Born in Odessa, at birth he was named Dmitry Aleksandrovich Lekhtman (Salita is the mother’s surname). He moved to the United States with his family in 1991. He began his boxing career at the age of 13
After moving to Brooklyn, Salita became familiar with Orthodox Judaism and became a commandment-keeping Jew. He strictly follows Jewish law – if he has a fight scheduled for Saturday, it must start after sunset, the end of the Sabbath. He says, “Anyone who wants a good whuppin ‘from me is just going to have to wait until sundown.” He does not fight on holy days for Judaism (70 a year) and eats kosher food. He trains within walking distance of the synagogue for Friday and Saturday services and does not drive on Shabbat.
When Dmitry Salita just started boxing professionally, his religious beliefs almost interrupted his sports career. At the age of 17, he had a good chance of winning the Golden Gloves, a prize awarded annually by US amateur boxers, but was unable to participate in the fight scheduled for Shabbat.
In 2001, at the age of 19, Dmitry Salita won the Golden Gloves competition and was named the best boxer of the competition.
Dmitry’s brother is Mikhail Salita, a famous American writer, author of works in Russian and English.
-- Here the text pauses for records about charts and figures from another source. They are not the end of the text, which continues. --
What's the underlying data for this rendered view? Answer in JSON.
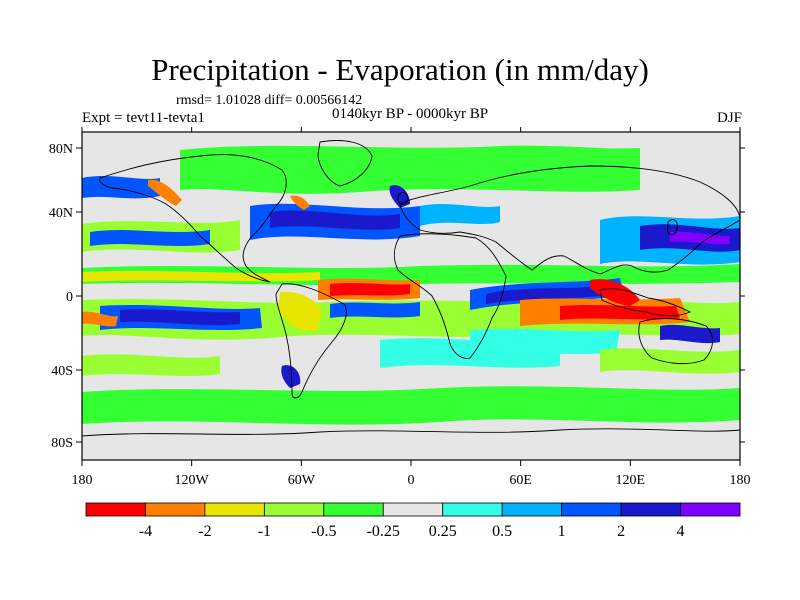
{
  "title": "Precipitation - Evaporation (in mm/day)",
  "stats": "rmsd= 1.01028 diff= 0.00566142",
  "subtitle": "0140kyr BP - 0000kyr BP",
  "experiment": "Expt = tevt11-tevta1",
  "season": "DJF",
  "map_background": "#e6e6e6",
  "lat_labels": [
    "80N",
    "40N",
    "0",
    "40S",
    "80S"
  ],
  "lon_labels": [
    "180",
    "120W",
    "60W",
    "0",
    "60E",
    "120E",
    "180"
  ],
  "colorbar": {
    "colors": [
      "#ff0000",
      "#ff8000",
      "#e6e600",
      "#99ff33",
      "#33ff33",
      "#e6e6e6",
      "#33ffe6",
      "#00b3ff",
      "#0055ff",
      "#1a1acc",
      "#8000ff"
    ],
    "labels": [
      "-4",
      "-2",
      "-1",
      "-0.5",
      "-0.25",
      "0.25",
      "0.5",
      "1",
      "2",
      "4"
    ]
  }
}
One of his books, “Golden Gloves”, written jointly with the Russian writer Gleb Petrov, which was published by the Liberty Publishing House in New York in 2013, is entirely devoted to Dmitry.
In 2014 Dmitry, together with Mikhail Salita and Bill Kaplan, an inductee of the International Boxing Hall of Fame (IBHOF), wrote the book “The ABC of Boxing” – “B Is for Boxing”, which was published by Best Seller Publishing House in New York in 2015.
Since April 2011, Dmitry Salita has become a boxing promoter, and is the president of Salita Promotions based in Brooklyn, New York.